Desmond Tutu, South Africa’s Nobel Peace Prize-winning activist for racial justice and LGBT rights and retired Anglican Archbishop of Cape Town, has died, South African President Cyril Ramaphosa announced Sunday. He was 90.
An uncompromising foe of apartheid, South Africa’s brutal regime of oppression again the Black majority, Tutu worked tirelessly, though non-violently, for its downfall.
The buoyant, blunt-spoken clergyman used his pulpit as the first Black bishop of Johannesburg and later Archbishop of Cape Town as well as frequent public demonstrations to galvanize public opinion against racial inequity both at home and globally.

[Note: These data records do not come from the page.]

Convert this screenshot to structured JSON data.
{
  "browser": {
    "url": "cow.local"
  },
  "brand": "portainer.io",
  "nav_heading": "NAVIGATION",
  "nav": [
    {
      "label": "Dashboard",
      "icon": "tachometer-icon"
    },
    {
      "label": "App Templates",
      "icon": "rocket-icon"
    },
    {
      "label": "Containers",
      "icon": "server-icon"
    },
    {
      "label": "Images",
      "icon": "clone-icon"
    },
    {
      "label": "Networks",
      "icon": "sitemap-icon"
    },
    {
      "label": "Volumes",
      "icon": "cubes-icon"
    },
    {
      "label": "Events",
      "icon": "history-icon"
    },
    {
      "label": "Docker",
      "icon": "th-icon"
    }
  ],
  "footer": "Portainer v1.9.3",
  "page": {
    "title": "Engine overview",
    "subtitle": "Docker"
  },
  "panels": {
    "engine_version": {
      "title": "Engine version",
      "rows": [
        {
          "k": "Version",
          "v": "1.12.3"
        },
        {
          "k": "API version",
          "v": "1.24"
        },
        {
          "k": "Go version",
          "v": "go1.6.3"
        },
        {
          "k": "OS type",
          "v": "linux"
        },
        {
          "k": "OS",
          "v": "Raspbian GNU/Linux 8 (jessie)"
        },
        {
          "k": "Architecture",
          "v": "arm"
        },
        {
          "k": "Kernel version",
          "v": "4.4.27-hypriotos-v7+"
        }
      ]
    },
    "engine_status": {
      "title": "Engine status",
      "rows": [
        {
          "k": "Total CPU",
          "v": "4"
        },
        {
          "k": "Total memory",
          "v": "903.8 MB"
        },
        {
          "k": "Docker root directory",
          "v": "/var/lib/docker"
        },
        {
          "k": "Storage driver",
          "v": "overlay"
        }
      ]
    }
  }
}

Desmond Mpilo Tutu was born Oct. 7, 1931, in Klerksdorp, a town west of Johannesburg, and became a teacher before entering St. Peter’s Theological College in Rosetenville in 1958 for training as a priest.
He was ordained in 1961 and six years later became chaplain at the University of Fort Hare.
Moves to the tiny southern African kingdom of Lesotho and again to Britain followed, with Tutu returning home in 1975.
He became bishop of Lesotho, chairman of the South African Council of Churches and, in 1986, the first black Anglican archbishop of Cape Town.
Tutu was arrested in 1980 for taking part in a protest and later had his passport confiscated for the first time.
He got it back for trips to the United States and Europe, where he held talks with the U.N. secretary-general, the pope and other church leaders.